The lyrical content in a Heartland song is more than often sprayed with escapism, using metaphors such as cars and the road. And on the flip-side about imprisonment - either personal or social with the metaphors here being the small town and the factory. This is all fine and dandy, and very important of course. Not every song is about that obviously, there still has to be love songs and other stuff. This creates a quite particular environment around Heartland rock, making it so much broader than it actually is. And sometimes it works the other way around, turning other big emotions into Heartland Rock when they probably wouldn't go for that label themselves.
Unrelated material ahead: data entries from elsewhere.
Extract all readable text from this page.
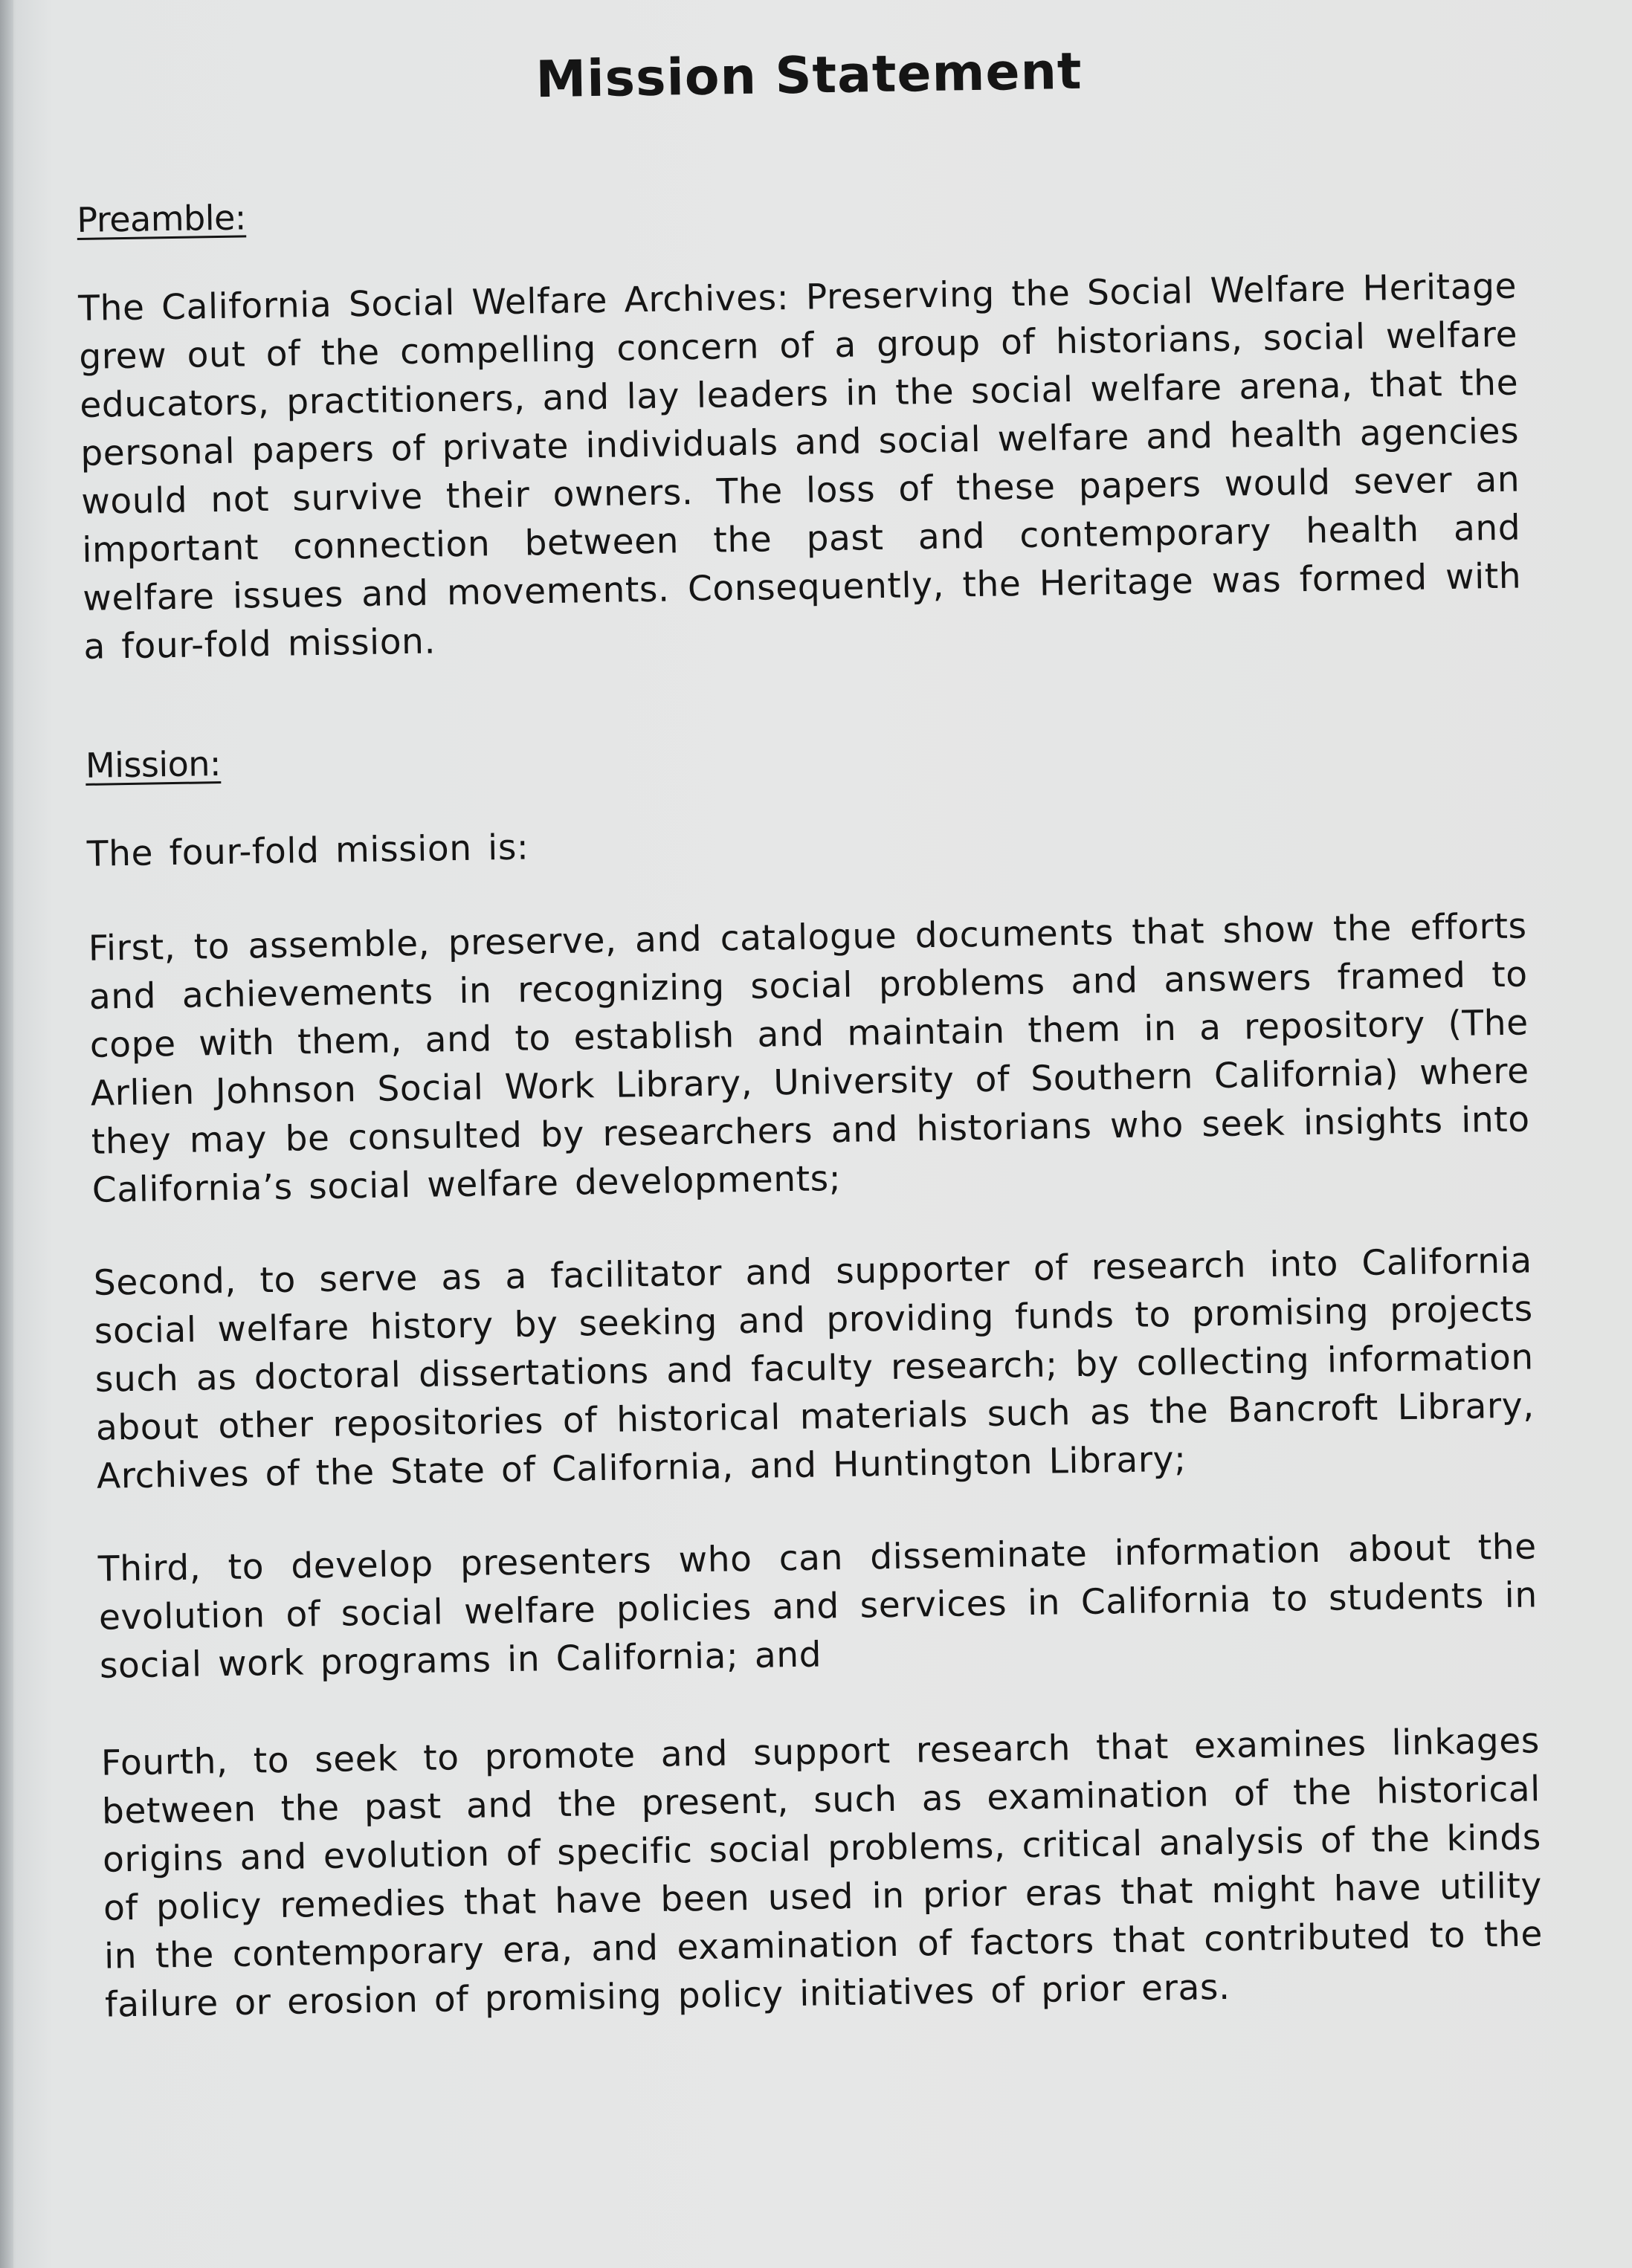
Mission Statement
Preamble:

The California Social Welfare Archives: Preserving the Social Welfare Heritage grew out of the compelling concern of a group of historians, social welfare educators, practitioners, and lay leaders in the social welfare arena, that the personal papers of private individuals and social welfare and health agencies would not survive their owners. The loss of these papers would sever an important connection between the past and contemporary health and welfare issues and movements. Consequently, the Heritage was formed with a four-fold mission.

Mission:

The four-fold mission is:

First, to assemble, preserve, and catalogue documents that show the efforts and achievements in recognizing social problems and answers framed to cope with them, and to establish and maintain them in a repository (The Arlien Johnson Social Work Library, University of Southern California) where they may be consulted by researchers and historians who seek insights into California’s social welfare developments;

Second, to serve as a facilitator and supporter of research into California social welfare history by seeking and providing funds to promising projects such as doctoral dissertations and faculty research; by collecting information about other repositories of historical materials such as the Bancroft Library, Archives of the State of California, and Huntington Library;

Third, to develop presenters who can disseminate information about the evolution of social welfare policies and services in California to students in social work programs in California; and

Fourth, to seek to promote and support research that examines linkages between the past and the present, such as examination of the historical origins and evolution of specific social problems, critical analysis of the kinds of policy remedies that have been used in prior eras that might have utility in the contemporary era, and examination of factors that contributed to the failure or erosion of promising policy initiatives of prior eras.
Now that's what I wanted to show you today. Mink Deville during their peak, performing a song smothered in so much Heartland it actually drips of it. Notice the saxophone, the dual electric guitars, the syncopated fills, the piano playing the riff melody in two high octaves. But would Willy sit down in the sofa and admit to being a Heartland rocker? Now sadly he died last year (I am still waiting to perform on a celebration gig) so that's impossible, and during '81 I think he was probably way too much into heroin to admit to anything, but still. He and many others with him had very little to do with the original idea of Heartland, yet it seems to me like they used the same ingredients and ended up with a product very similar to Heartland Rock. From an art perspective I find this interesting and will show you another example of it in the next post. From a musical perspective I just find it rocking.
I could go on forever about Mink Deville and Willy himself, and draw parallels from their new orleans gumbo to whatever we're trying to pin down here. But I won't, even if their cajun influences is worth mentioning when we travel deeper into why Heartland Rock rose to power in the late 70s and early 80s.